En cuanto a la acusación de que el peritaje no contemplo la cadena de custodia, de la revisión de obrados se tiene la Sentencia Nº 076/2023, de 27 de febrero, cursante de fs. 493 a 502, estableció que la pericia de fs. 253 a 264 aclarada y complementada de fs. 304 a 471, tiene el valor probatorio asignado por el art. 202 del Código Procesal Civil, relacionado a sus fundamentos y consideraciones con el daño causado, concluyendo que se aparta de la pericia mencionada tomando en cuenta que la parte demandada no actuó con malicia o dolo sino con culpa o negligencia.
Asimismo, de fs. 267 a 270 y 474 a 476 se advierte que la recurrente objeto la pericia realizada, las cuales fueron rechazadas por el A quo, por Auto de 27 de febrero de 2023. en audiencia complementaria, cursante de fs. 483 a 489, no evidenciándose el reclamo de que el peritaje no contemplo la cadena de custodia, consecuentemente no fue impugnado en forma oportuna, convalidando así este medio probatorio, acorde al art. 16 de la Ley del Órgano Judicial; en consecuencia, el agravio no tiene sustento valedero para su consideración.
Respecto al reclamo de un balance general de 2020, el cual determina ganancia de la empresa demandante; se advierte que este reclamo no comulga en materia probatoria con los principios de pertinencia y conducencia, pues este medio probatorio no son relacionados con el hecho concreto que se pretende probar que es la existencia o no de los daños materiales ocasionados o la adecuación de los hechos a un caso fortuito eximente de responsabilidad, así como esta observación no señala la relevancia, incidencia, de qué modo desvirtuaría el fondo de la decisión, ni cómo debe sanearse el supuesto error del Tribunal de apelación, no cumpliendo la parte demandada con la carga de la prueba al no desvirtuar la pretensión de la demandada, conforme el art. 136 de la Ley N° 439; por lo que el reclamo es infundado.

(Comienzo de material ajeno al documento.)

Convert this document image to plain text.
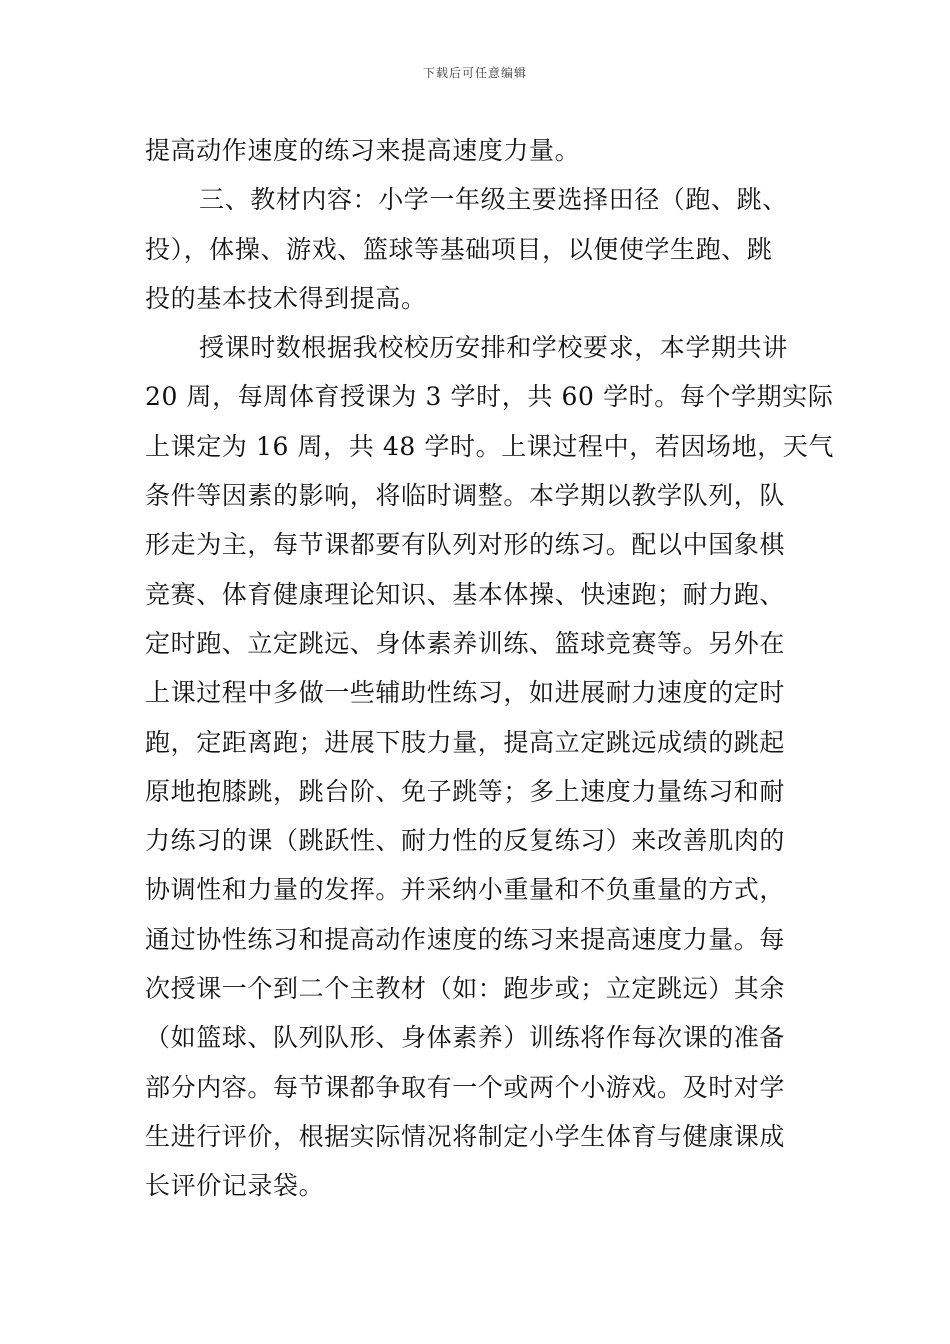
下载后可任意编辑
提高动作速度的练习来提高速度力量。
三、教材内容：小学一年级主要选择田径（跑、跳、
投），体操、游戏、篮球等基础项目，以便使学生跑、跳
投的基本技术得到提高。
授课时数根据我校校历安排和学校要求，本学期共讲
20 周，每周体育授课为 3 学时，共 60 学时。每个学期实际
上课定为 16 周，共 48 学时。上课过程中，若因场地，天气
条件等因素的影响，将临时调整。本学期以教学队列，队
形走为主，每节课都要有队列对形的练习。配以中国象棋
竞赛、体育健康理论知识、基本体操、快速跑；耐力跑、
定时跑、立定跳远、身体素养训练、篮球竞赛等。另外在
上课过程中多做一些辅助性练习，如进展耐力速度的定时
跑，定距离跑；进展下肢力量，提高立定跳远成绩的跳起
原地抱膝跳，跳台阶、免子跳等；多上速度力量练习和耐
力练习的课（跳跃性、耐力性的反复练习）来改善肌肉的
协调性和力量的发挥。并采纳小重量和不负重量的方式，
通过协性练习和提高动作速度的练习来提高速度力量。每
次授课一个到二个主教材（如：跑步或；立定跳远）其余
（如篮球、队列队形、身体素养）训练将作每次课的准备
部分内容。每节课都争取有一个或两个小游戏。及时对学
生进行评价，根据实际情况将制定小学生体育与健康课成
长评价记录袋。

Conforme lo vertido en el presente acápite se evidencia que las autoridades judiciales valoraron los medios probatorios, utilizando su apreciación razonada, proporcional individualizando cada uno de ellos, fundando su decisión bajo el principio de imparcialidad en la dirección y apreciación de la prueba, asimismo, aplicó el principio de unidad o valoración conjunta de la prueba pues está en la obligación de apreciar y valorar todas las pruebas en su conjunto que deben ser integradas y contrastadas, conforme mandan los arts. 1286 del Código Civil y 145 del Código Procesal Civil; por lo que lo reclamado no tiene sustento valedero para su consideración.
Por lo manifestado, se establece que los agravios expresados en el recurso de casación no son suficientes para revertir la decisión asumida en el Auto de Vista, por lo que corresponde emitir resolución en la forma prevista por el art. 220.II del Código Procesal Civil.